Ce fut précisément ce mécontentement des fermiers qui valut à Silhouette un moment de grande popularité.

Sénac de Meilhan[14] a calculé les bénéfices des fermiers généraux, receveurs et financiers de toute sorte qui participaient à la levée des impôts. D'après lui, de 1726 à 1776, 1719 millions auraient été partagés entre 1.400 personnes, dont quelques-unes avaient des parts énormes ; chaque année, un petit nombre d'individus auraient accaparé et transporté à Paris une trentaine de millions ; les provinces en auraient été desséchées. Sénac évalue la fortune de quelques financiers : Samuel Bernard et Paris de Montmartel auraient gagné chacun 33 millions ; trois autres, 10 millions chacun ; cinq, 8 millions ; cinquante, de 3 à 6 millions. Et il conclut :

Voilà, dans un nombre de 60 personnes, 336 millions de livres rassemblés. Les auteurs qui ont le plus déclamé contre les profits de la finance n'ont peut-être jamais imaginé qu'ils pussent s'élever à la somme immense que présente ce tableau.

On reprochait aussi aux fermiers les moyens qu'ils employaient pour assurer leur puissance. Ils casaient la clientèle des grands pour s'assurer leur appui ; tenaient le Roi par la favorite sortie de leurs rangs ; la noblesse d'épée et de robe recherchait leur alliance pour redorer ses blasons. Ils avaient trois cent mille agents dans le royaume.

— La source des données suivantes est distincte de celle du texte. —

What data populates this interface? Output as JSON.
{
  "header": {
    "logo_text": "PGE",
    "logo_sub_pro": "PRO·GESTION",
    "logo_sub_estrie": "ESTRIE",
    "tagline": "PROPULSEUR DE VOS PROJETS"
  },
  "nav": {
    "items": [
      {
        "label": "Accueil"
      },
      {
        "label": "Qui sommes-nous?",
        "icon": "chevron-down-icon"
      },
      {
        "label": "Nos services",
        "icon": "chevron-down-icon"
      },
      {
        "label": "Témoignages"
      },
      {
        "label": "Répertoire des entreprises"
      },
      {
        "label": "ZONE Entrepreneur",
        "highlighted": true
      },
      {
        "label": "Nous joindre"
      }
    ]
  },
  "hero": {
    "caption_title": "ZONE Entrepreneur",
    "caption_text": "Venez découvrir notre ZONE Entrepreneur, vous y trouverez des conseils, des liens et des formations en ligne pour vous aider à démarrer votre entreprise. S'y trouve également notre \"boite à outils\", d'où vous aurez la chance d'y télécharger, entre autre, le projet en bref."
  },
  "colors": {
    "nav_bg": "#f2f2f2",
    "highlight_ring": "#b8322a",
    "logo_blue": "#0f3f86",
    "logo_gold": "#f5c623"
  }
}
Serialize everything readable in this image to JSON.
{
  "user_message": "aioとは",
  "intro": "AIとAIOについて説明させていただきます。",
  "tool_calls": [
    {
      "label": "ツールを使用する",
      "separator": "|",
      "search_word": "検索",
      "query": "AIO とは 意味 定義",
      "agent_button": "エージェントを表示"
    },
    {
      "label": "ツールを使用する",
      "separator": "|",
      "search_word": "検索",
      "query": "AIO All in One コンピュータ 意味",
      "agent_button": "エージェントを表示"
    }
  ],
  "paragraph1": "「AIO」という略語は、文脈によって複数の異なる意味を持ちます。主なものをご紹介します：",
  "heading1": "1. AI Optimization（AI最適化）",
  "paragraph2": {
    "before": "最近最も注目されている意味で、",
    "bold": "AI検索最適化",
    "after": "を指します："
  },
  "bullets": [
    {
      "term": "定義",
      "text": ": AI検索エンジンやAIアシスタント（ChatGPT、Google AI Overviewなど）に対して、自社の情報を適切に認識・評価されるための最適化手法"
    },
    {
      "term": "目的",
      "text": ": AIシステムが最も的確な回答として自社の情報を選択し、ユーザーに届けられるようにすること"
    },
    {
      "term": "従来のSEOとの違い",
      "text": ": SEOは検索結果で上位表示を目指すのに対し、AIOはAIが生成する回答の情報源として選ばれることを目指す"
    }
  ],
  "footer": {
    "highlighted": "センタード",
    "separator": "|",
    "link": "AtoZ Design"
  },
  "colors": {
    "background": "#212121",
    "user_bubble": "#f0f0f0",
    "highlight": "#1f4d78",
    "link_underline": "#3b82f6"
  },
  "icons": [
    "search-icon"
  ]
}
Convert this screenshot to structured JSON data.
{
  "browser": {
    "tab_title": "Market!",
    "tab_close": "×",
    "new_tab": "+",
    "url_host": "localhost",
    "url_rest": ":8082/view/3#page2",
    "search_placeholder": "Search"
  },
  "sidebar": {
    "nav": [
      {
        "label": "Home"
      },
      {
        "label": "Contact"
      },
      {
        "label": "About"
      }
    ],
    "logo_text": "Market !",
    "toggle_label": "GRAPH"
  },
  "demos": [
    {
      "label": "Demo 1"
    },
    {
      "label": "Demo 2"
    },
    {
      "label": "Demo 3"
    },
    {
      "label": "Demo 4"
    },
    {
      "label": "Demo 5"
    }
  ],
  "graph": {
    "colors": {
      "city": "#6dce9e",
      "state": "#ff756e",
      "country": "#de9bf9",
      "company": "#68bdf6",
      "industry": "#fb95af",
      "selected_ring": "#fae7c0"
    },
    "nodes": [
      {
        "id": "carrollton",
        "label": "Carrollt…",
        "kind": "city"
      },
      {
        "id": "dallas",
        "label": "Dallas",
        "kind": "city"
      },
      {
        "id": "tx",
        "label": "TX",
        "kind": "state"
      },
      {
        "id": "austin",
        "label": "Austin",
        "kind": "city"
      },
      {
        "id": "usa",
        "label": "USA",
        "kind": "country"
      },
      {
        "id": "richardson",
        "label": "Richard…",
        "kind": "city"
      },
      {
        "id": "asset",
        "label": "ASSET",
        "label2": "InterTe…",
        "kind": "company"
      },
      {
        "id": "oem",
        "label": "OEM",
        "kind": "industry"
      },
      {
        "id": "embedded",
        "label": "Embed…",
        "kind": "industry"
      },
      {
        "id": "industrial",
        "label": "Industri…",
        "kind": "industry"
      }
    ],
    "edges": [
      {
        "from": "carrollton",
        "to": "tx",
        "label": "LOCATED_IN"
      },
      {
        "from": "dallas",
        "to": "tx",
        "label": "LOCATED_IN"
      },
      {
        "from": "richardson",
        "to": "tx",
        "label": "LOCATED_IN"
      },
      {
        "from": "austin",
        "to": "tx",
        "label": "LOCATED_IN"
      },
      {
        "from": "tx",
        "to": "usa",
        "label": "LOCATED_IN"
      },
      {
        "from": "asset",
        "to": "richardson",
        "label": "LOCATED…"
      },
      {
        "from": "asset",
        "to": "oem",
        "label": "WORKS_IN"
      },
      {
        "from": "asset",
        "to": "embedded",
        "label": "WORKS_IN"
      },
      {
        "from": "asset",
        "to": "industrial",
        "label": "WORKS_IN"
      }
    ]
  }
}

La condamnation en bloc des fermiers généraux était une injustice. Il se trouvait parmi eux, en majorité, de fort honnêtes gens, laborieux, et qui, s'ils restaient longtemps en charge et ne faisaient pas de folles dépenses, s'enrichissaient par les bénéfices que leur assuraient les contrats légitimes et légaux conclus avec l'État. Plusieurs, par la culture de l'esprit, se firent une place dans la société distinguée du temps, figurèrent dans les salons des lettrés et des Philosophes, tinrent eux-mêmes des salons, furent des Mécènes pour les gens de lettres et surtout pour les artistes. Il ne faut pas oublier non plus que l'État aurait pu difficilement subsister, si, dans les moments d'extrême pénurie, qui revenaient souvent, il n'avait pas été aidé et soutenu par la finance ; et cette aide n'était pas sans (langer pour ceux qui donnaient. Mais le public ne distinguait pas entre les financiers. Sans prendre garde que la plupart des fermiers étaient riches de naissance, fils de magistrats, de notaires, de gros négociants, il ne voulait voir que les parvenus, Haudry, fils de boulanger, Perrinet, fils de marchand de vin, les Pâris, fils de cabaretier, Bouret, fils de laquais, qui déployaient, d'ordinaire, à luxe le plus insolent. D'ailleurs, il restait vrai que l'administration des fermes était très dure, les impôts perçus avec une grande rigueur, et que l'application des règlements sur la vente des produits et des marchandises exaspérait les métiers et le commerce. Toutes ces raisons, auxquelles il faut ajouter l'envie que produit toujours la richesse, expliquent l'impopularité des fermiers. Dans les salons, on se moquait d'eux ; un jour qu'on demandait à Voltaire de conter une histoire de voleurs, il commença : Il y avait une fois un fermier général..., et s'arrêta dans le rire, l'applaudissement de l'assistance. Le populaire souhaite mal de mort à ces pillards généraux. Un aventurier dauphinois, Mandrin, qui s'était fait capitaine général des contrebandiers, ayant été, après nombre d'exploits commis aux dépens des receveurs et autres agents des fermes, après des combats et des victoires sur les troupes régulières, roué vif à Valence en 1755, devint un héros populaire immolé à la vengeance des fermiers. Le Gouvernement cédait à la pression de l'opinion publique, comme on voit par les mesures que prit Silhouette.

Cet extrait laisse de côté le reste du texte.